Carbon Black SVP: VMware Will ‘Leapfrog’ Cisco, Palo Alto Networks
“[VMware and Carbon Black] is just going to leapfrog the competition, there’s no question,” said Tom Barsi, senior vice president of corporate and business development for Carbon Black.
Carbon Black executive Tom Barsi expects VMware to grow the cybersecurity company into a $1 billion business after it merges with the virtualization star, with plans to leave Cisco and Palo Alto Networks in the dust.
“[VMware and Carbon Black] is just going to leapfrog the competition, there’s no question,” said Tom Barsi, senior vice president of corporate and business development for Carbon Black in an interview with CRN at VMWorld 2019. “Look, Palo Alto has nothing on Carbon Black from a next-generation endpoint protection platform – the ability to do [Endpoint Detection and Response], the ability to do [Next-generation Antivirus] … and [our] single cloud-native backend multi-tenant system is super, super powerful. Palo Alto does not have that capability. Cisco does not have that capability.”
Last week, VMware disclosed it had entered into a definitive agreement to purchase Carbon Black for a value of $2.1 billion as well as Pivotal Software for a value of $2.7 billion. VMware will acquire Carbon Black through a cash tender offer of $26 per share.
[Related: VMware CEO Pat Gelsinger’s 5 Boldest Statements At VMWorld]
Cisco and Palo Alto Networks did not respond to requests for comment by press time.
Barsi said Carbon Black technology will be “sprinkled” throughout VMware’s portfolio. While the two companies already have teamed to integrate Carbon Black technology with VMware’s data center endpoint security product AppDefense as well as the digital workspace platform Workspace ONE, technology synergies between Carbon Black and VMware will be taken to the next level after the deal closes, said Barsi.
“Embedding [Carbon Black] in vSphere, embedding it in NXS, embedding it across all the server infrastructure is super, super powerful,” said Barsi. “We’ve already integrated with AppDefense where we have an exclusive integration with AppDefense that allows our security buyers to integrate into the hypervisor and get telemetry that they’ve never seen before. We have an integration already with Workspace ONE, where they’re leveraging our technology and our next-gen EPP [Endpoint Protection Platform] and NGAV capabilities within Workspace ONE. So there’s already integrations across the portfolio. We’re only going to make it tighter and more integrated going forward.”
Barsi said the two companies expect to make security a part of the intrinsic fabric of VMware’s core platforms, which creates a huge opportunity for channel partners.

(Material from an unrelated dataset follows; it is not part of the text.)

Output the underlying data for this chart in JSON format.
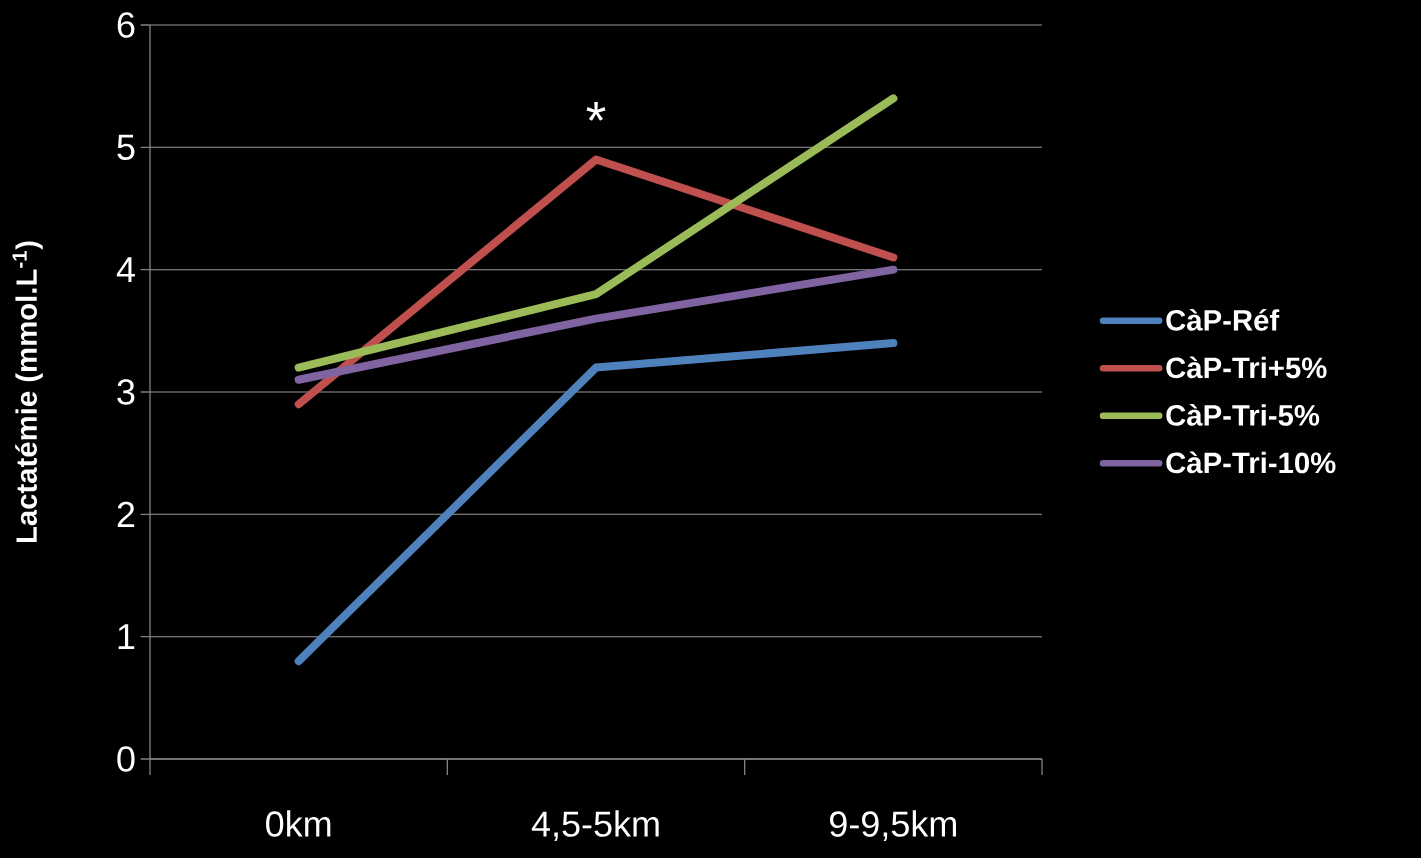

“Now with the addition of Carbon Black’s next-generation EPP platform, they truly are an end-to-end leader across endpoint, across server, across hybrid cloud and the opportunity from a channel perspective is just super, super exciting,” said Barsi. “I just can’t wait to expose the Carbon Black technology, our leading technology, to these over 70,000 partners that VMware has.”
VMware is majority-owned by Dell Technologies, which is the worldwide market leader in storage, servers and hyper-converged infrastructure.
Barsi said combining with the $91 billion infrastructure leader Dell Technologies will no doubt boost Carbon Black’s market reach to new heights.
“There is just no question what Dell brings to this entire capability and reach. So the ability for us to extend our capability and embed into Dell infrastructure and leverage the massive, massive channel of Dell EMC,” he said.
Additionally, VMware has a successful track record of boosting market reach and revenue for companies it acquires.
“They’ve taken technologies like Nicira and NSX, and taken it to [a] $2 billion [run rate]. They’ve taken AirWatch from $100 million, $200 million in revenue -- they’ve taken that to $2 billion,” said Barsi. “Well Carbon Black, we’re on a $250 million run rate right now ... Once this thing closes, we feel like we’re going to be a $1 billion-plus business.”
VMware CEO Pat Gelsinger recently said the acquisitions of Pivotal and Carbon Black will create more than $3 billion in hybrid cloud and Software-as-a-Service revenue in just two years after the deals close. “With both companies, we will be the only vendor able to deliver software solutions that enable customers to build, run, manage, connect and protect any app on any cloud and any device,” said Gelsinger. “This is also an opportunity to change the security market entirely.”
VMware expects to close both the Pivotal and Carbon Black deals in the second half of VMware’s fiscal year 2020, which ends Jan. 31, 2020.